Mittlerweile sind zwei Drittel der 1000 Angestellten in Kurzarbeit, und bald könnten es noch mehr werden. Die Jungfraubahn fährt erstmals seit dem Ersten Weltkrieg keine Touristen mehr auf das Jungfraujoch, sie transportiert nur noch Personal und Güter, weil die Jungfraubahnen gerade ein gigantisches Projekt umsetzen: Den Bau der V-Bahn, 470 Millionen teuer. Sie soll die Touristen schneller und bequemer auf den Gipfel bringen. Mehr Kapazität für die Zukunft. Doch zuerst muss die Gegenwart gemeistert werden.

Vor ein paar Tagen stand Kessler oben am Berg im Zugsdepot, 30 Angestellte arbeiten dort normalerweise, doch nun ist das Depot fast verwaist, und das gilt für das ganze Jungfraujoch. Ein mulmiges Gefühl, sagt Kessler, sei das schon, und er schlafe schlechter als auch schon. Das Coronavirus hat ihn vom Erfolgs-, zum Krisenmanager gemacht, und das im Handumdrehen. Vieles liegt jetzt nicht mehr in der Macht von Kessler, dem Macher. Er hadert mit dem Virus und der Politik, von der er den Eindruck hat, dass sie «den Tourismus völlig vergessen hat».

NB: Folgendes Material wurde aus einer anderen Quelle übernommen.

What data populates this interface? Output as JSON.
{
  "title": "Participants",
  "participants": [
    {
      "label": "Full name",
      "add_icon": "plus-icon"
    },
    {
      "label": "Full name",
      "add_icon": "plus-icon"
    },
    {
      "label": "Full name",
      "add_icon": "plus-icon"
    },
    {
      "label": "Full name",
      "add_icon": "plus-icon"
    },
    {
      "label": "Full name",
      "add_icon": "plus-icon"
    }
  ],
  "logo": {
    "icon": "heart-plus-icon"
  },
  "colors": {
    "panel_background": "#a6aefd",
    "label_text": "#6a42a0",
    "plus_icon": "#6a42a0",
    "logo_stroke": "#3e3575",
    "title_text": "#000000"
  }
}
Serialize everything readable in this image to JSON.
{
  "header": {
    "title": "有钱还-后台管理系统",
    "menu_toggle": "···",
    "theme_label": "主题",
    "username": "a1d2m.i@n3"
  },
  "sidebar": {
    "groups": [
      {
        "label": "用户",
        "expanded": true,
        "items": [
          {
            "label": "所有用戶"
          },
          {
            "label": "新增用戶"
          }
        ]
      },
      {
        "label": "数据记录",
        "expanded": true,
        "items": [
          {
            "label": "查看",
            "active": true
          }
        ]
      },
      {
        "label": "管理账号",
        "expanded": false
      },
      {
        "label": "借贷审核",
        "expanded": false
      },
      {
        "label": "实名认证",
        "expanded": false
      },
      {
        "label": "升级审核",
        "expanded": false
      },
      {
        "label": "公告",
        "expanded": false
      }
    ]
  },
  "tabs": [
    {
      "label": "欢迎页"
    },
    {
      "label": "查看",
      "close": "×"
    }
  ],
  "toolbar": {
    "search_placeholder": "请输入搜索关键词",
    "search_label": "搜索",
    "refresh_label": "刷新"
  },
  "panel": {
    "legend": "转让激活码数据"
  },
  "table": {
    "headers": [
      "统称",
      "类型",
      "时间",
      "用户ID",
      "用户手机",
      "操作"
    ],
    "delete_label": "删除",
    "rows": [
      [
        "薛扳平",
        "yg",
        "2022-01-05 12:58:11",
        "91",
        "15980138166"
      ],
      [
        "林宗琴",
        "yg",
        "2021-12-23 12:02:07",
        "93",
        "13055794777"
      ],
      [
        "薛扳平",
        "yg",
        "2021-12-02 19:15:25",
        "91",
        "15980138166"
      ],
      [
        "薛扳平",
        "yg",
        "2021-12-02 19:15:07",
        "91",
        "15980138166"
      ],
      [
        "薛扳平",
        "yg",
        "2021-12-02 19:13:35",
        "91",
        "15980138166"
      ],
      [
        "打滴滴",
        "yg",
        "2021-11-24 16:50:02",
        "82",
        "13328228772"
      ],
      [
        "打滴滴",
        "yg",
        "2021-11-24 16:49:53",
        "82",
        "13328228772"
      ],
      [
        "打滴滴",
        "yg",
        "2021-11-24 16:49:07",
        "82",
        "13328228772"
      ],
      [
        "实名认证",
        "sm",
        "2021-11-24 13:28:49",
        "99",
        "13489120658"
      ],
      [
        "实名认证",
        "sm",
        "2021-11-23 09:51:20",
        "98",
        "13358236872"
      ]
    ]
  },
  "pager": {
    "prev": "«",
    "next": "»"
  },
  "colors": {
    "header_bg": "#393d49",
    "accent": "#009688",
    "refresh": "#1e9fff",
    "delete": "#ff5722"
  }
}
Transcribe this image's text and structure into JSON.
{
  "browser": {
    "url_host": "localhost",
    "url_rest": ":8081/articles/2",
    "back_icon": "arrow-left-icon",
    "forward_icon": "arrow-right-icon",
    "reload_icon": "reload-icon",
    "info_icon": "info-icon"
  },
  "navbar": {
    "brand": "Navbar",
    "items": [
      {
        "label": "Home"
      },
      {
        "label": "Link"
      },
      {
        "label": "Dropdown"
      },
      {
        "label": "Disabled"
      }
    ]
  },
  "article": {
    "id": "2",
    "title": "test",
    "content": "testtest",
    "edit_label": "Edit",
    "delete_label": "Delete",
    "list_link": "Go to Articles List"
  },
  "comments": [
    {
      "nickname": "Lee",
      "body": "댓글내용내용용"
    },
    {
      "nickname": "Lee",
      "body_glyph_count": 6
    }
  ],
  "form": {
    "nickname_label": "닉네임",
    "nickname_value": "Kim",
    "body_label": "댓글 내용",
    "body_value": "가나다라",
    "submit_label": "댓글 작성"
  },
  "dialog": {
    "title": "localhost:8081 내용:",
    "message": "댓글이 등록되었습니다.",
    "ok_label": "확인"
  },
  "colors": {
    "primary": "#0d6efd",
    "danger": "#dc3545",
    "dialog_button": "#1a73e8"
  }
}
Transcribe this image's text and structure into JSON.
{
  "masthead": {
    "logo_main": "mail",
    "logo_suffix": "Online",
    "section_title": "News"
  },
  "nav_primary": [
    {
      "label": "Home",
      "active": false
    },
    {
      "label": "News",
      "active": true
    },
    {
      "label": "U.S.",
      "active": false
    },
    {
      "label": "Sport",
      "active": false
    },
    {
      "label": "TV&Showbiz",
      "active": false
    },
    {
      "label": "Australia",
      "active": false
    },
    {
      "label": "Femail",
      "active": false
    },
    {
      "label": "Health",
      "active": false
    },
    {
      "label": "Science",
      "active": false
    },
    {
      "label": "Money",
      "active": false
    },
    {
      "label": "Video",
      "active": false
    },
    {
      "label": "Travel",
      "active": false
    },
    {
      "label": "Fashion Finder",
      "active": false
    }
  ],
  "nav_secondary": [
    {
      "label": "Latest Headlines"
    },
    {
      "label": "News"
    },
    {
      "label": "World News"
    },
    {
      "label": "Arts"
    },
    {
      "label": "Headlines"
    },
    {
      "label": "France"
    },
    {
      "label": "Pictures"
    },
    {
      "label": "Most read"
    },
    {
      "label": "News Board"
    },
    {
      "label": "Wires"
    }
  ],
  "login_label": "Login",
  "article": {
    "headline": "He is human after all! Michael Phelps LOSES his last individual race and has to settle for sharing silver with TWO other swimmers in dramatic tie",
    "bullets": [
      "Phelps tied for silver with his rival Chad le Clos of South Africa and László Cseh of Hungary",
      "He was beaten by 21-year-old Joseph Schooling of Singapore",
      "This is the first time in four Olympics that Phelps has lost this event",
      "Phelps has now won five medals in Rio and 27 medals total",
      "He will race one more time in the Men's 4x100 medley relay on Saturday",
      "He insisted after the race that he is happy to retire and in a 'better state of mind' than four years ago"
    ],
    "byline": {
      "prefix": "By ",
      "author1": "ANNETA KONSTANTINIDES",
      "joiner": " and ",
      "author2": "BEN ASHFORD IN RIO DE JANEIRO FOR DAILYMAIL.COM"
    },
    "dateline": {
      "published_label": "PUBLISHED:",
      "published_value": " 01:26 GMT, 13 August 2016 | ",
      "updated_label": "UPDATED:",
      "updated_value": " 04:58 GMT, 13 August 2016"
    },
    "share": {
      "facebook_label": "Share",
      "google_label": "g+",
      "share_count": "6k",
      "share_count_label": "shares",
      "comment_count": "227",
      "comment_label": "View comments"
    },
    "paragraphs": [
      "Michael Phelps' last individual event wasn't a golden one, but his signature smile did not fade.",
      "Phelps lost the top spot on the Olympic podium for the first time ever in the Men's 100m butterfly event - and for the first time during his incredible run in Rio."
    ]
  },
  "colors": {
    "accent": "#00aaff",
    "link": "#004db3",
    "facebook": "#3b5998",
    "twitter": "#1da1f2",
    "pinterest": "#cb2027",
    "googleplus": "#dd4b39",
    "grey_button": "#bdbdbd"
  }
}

Kessler hofft, dass sich das bald ändert, möglichst schon an Auffahrt, sagt er, wolle er mit einem Schutzkonzept wieder fahren. Er rechnet gerade, wie viele Gäste er transportieren muss, damit es sich lohnt, die Bahn wieder anzuwerfen. 2020 wird «ein Seuchenjahr», aber vielleicht wird es ja weniger schlimm als befürchtet. Eine Marktstudie hat gezeigt, dass 52 Prozent der Schweizer noch nie auf dem Jungfraujoch waren. Manager Kessler hat es sich zur Aufgabe gemacht, das heuer, wo viele im Land Ferien machen werden, zu ändern.